The court denied plaintiff’s motion for summary judgment pursuant to CPLR 3212 (f) on the ground that defendant was entitled to discovery pertaining to its contention that plaintiff had billed insurance companies for medical supplies which were never provided. However, defendant failed to make any showing that its denial of claim forms were timely mailed and that it is not precluded from raising fraudulent billing as a defense (see Fair Price Med. Supply Corp. v Travelers Indem. Co., 10 NY3d 556 [2008]; Presbyterian Hosp. in City of N.Y. v Maryland Cas. Co., 90 NY2d 274, 282 [1997]). Consequently, *95the court’s determination that discovery was necessary to obtain facts relevant to this precluded defense was improper, and, thus, plaintiffs motion for summary judgment should not have been denied on that basis.

A defense that plaintiff may be ineligible to recover no-fault benefits because it failed to adhere to applicable statutes (cf. State Farm Mut. Auto. Ins. Co. v Mallela, 4 NY3d 313 [2005]) is not precluded, notwithstanding defendant’s failure to demonstrate that its denial of claim forms were timely sent. However, defendant has offered no factual basis for its contention that plaintiff was not properly incorporated as a provider of durable medical equipment or failed to obtain any license that may have been required at the time it delivered medical equipment to its assignor. Further, in light of the availability of public records documenting plaintiffs licensing status, defendant “failed to demonstrate that discovery was needed in order to show the existence of a triable issue of fact (see CPLR 3212 [f])” (Delta Diagnostic Radiology, |P.C. v Interboro Ins. Co., 25 Misc 3d 134[A], 2009 NY Slip Op 52222[U], *1-2 [App Term, 2d, 11th & 13th Jud Dists 2009]; see also Corwin v Heart Share Human Servs. of N.Y., 66 AD3d 814, 815 [2009] [summary judgment should be deferred pending discovery only when the opponent “offer(s) an evidentiary basis to suggest that discovery might lead to relevant evidence and that facts essential to justify opposition to the motion were exclusively within the knowledge and control of the plaintiff’]).

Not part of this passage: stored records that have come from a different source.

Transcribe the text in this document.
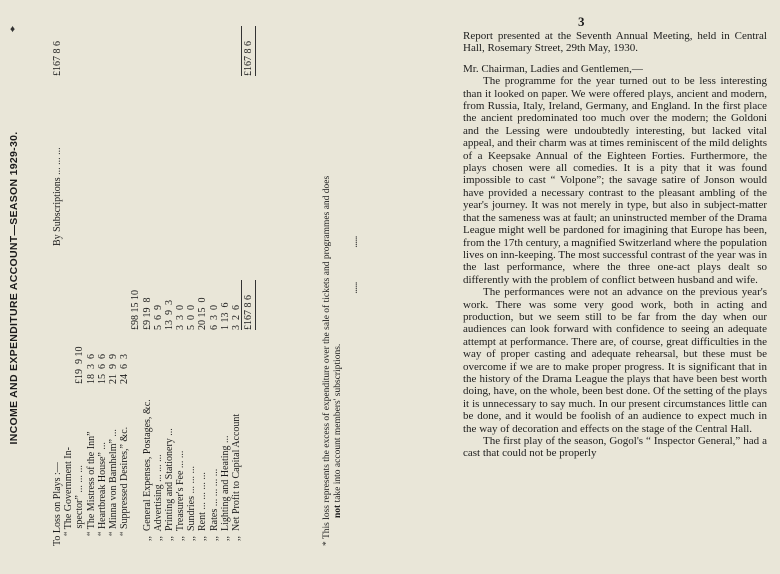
♦
⸽
⸽
INCOME AND EXPENDITURE ACCOUNT—SEASON 1929-30.
To Loss on Plays :— “ The Government In- spector” ... ... ...
£19  9 10
“ The Mistress of the Inn”
18  3  6
“ Heartbreak House” ...
15  6  6
“ Minna von Barnhelm” ...
21  9  9
“ Suppressed Desires,” &c.
24  6  3
£98 15 10
,,  General Expenses, Postages, &c.
£9 19  8
,,  Advertising ... ... ...
5  6  9
,,  Printing and Stationery ...
13  9  3
,,  Treasurer's Fee ... ...
3  3  0
,,  Sundries ... ... ...
5  0  0
,,  Rent ... ... ... ...
20 15  0
,,  Rates ... ... ... ...
6  3  0
,,  Lighting and Heating ...
1 13  6
,,  Net Profit to Capital Account
3  2  6
By Subscriptions ... ... ...
£167 8 6
£167 8 6
£167 8 6
* This loss represents the excess of expenditure over the sale of tickets and programmes and does not take into account members' subscriptions.
3

Report presented at the Seventh Annual Meeting, held in Central Hall, Rosemary Street, 29th May, 1930.

Mr. Chairman, Ladies and Gentlemen,—

The programme for the year turned out to be less interesting than it looked on paper. We were offered plays, ancient and modern, from Russia, Italy, Ireland, Germany, and England. In the first place the ancient predominated too much over the modern; the Goldoni and the Lessing were undoubtedly interesting, but lacked vital appeal, and their charm was at times reminiscent of the mild delights of a Keepsake Annual of the Eighteen Forties. Furthermore, the plays chosen were all comedies. It is a pity that it was found impossible to cast “ Volpone”; the savage satire of Jonson would have provided a necessary contrast to the pleasant ambling of the year's journey. It was not merely in type, but also in subject-matter that the sameness was at fault; an uninstructed member of the Drama League might well be pardoned for imagining that Europe has been, from the 17th century, a magnified Switzerland where the population lives on inn-keeping. The most successful contrast of the year was in the last performance, where the three one-act plays dealt so differently with the problem of conflict between husband and wife.

The performances were not an advance on the previous year's work. There was some very good work, both in acting and production, but we seem still to be far from the day when our audiences can look forward with confidence to seeing an adequate attempt at performance. There are, of course, great difficulties in the way of proper casting and adequate rehearsal, but these must be overcome if we are to make proper progress. It is significant that in the history of the Drama League the plays that have been best worth doing, have, on the whole, been best done. Of the setting of the plays it is unnecessary to say much. In our present circumstances little can be done, and it would be foolish of an audience to expect much in the way of decoration and effects on the stage of the Central Hall.

The first play of the season, Gogol's “ Inspector General,” had a cast that could not be properly
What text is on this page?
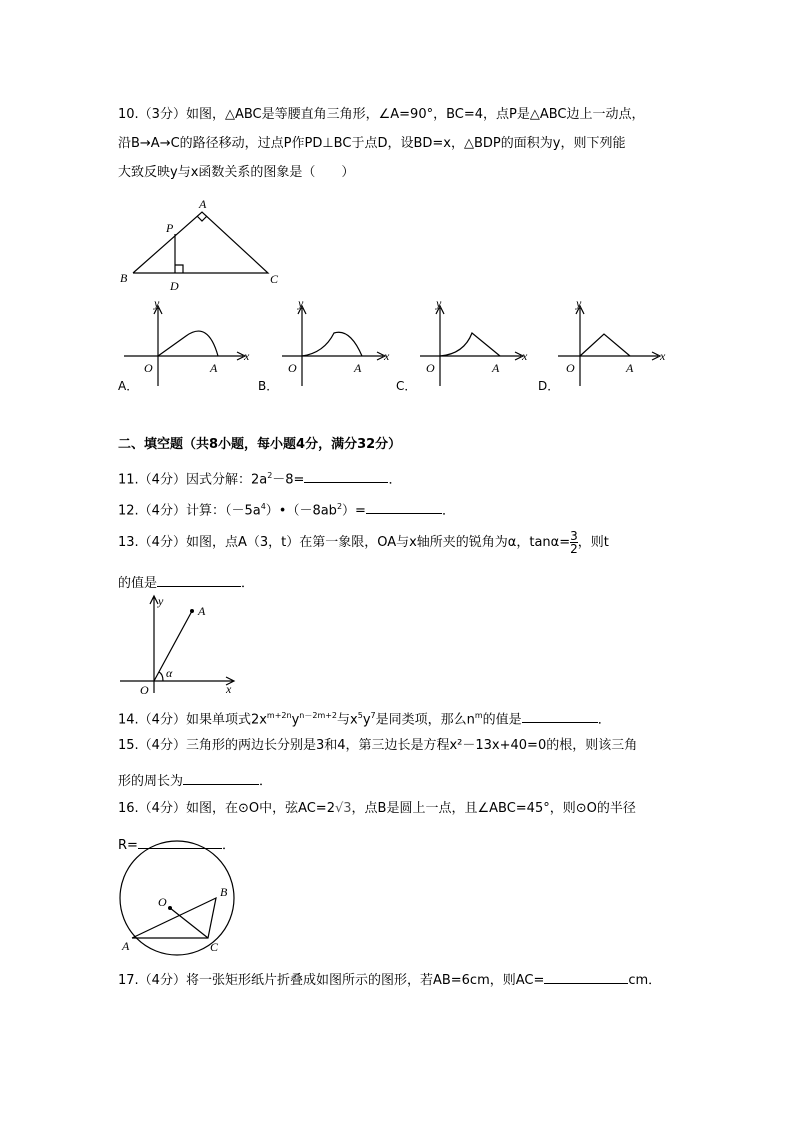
10.（3分）如图，△ABC是等腰直角三角形，∠A=90°，BC=4，点P是△ABC边上一动点，
沿B→A→C的路径移动，过点P作PD⊥BC于点D，设BD=x，△BDP的面积为y，则下列能
大致反映y与x函数关系的图象是（　　）
A
B	C
P
D
y
x
O	A
y
x
O	A
y
x
O	A
y
x
O	A
A．	B．	C．	D．
二、填空题（共8小题，每小题4分，满分32分）
11.（4分）因式分解：$2a^2-8=$	．
12.（4分）计算：$(-5a^4)•(-8ab^2)=$	．
13.（4分）如图，点A（3，t）在第一象限，OA与x轴所夹的锐角为α，$\tan\alpha= \frac{3}{2}$ ，则t
的值是	．
y
x
O
A
α
14.（4分）如果单项式$2x^{m+2n}y^{n-2m+2}$与$x^5y^7$是同类项，那么$n^m$的值是	．
15.（4分）三角形的两边长分别是3和4，第三边长是方程x²－13x+40=0的根，则该三角
形的周长为	．
16.（4分）如图，在⊙O中，弦AC=2√3，点B是圆上一点，且∠ABC=45°，则⊙O的半径
R=	．
O
A
B
C
17.（4分）将一张矩形纸片折叠成如图所示的图形，若AB=6cm，则AC=	cm．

We note that, insofar as the order conditioned the grant of defendant’s cross motion on the nonappearance of plaintiffs assignor for an examination before trial, the order was improper. As plaintiffs assignor is neither a party to this action nor under plaintiff’s control (Leon v Martinez, 84 NY2d 83, 88 [1994]; Cardtronics, LE v St. Nicholas Beverage Discount Ctr., Inc., 8 AD3d 419, 420 [2004]; 6A NY Jur 2d, Assignments §§ 59, 85), the sanctions provided by CPLR 3126 (3) for nondisclosure cannot be imposed on plaintiff for failing to produce its assignor for an examination before trial (Mia Acupuncture, F.C. v Mercury Ins. Co., 26 Misc 3d 39 [App Term, 2d, 11th & 13th Jud Dists 2009]).

Defendant also argues that it raised a triable issue of fact in opposition to plaintiffs motion for summary judgment, in that it demonstrated that plaintiff failed to appear for an EUO. As noted above, defendant failed to show that it timely denied plaintiff’s claims. Accordingly, defendant has not established *96that this defense is not precluded (see Advanced Med., P.C. v Utica Mut. Ins. Co., 23 Misc 3d 141 [A], 2009 NY Slip Op 51023DJ] [App Term, 2d, 11th & 13th Jud Dists 2009]).

Accordingly, the order is reversed, plaintiffs motion for summary judgment is granted, defendant’s cross motion is denied as moot, and the matter is remitted to the District Court for the calculation of statutory interest and an assessment of attorney’s fees pursuant to Insurance Law § 5106 (a) and the regulations promulgated thereunder.

Nicolai, EJ., Molía and Iannacci, JJ., concur.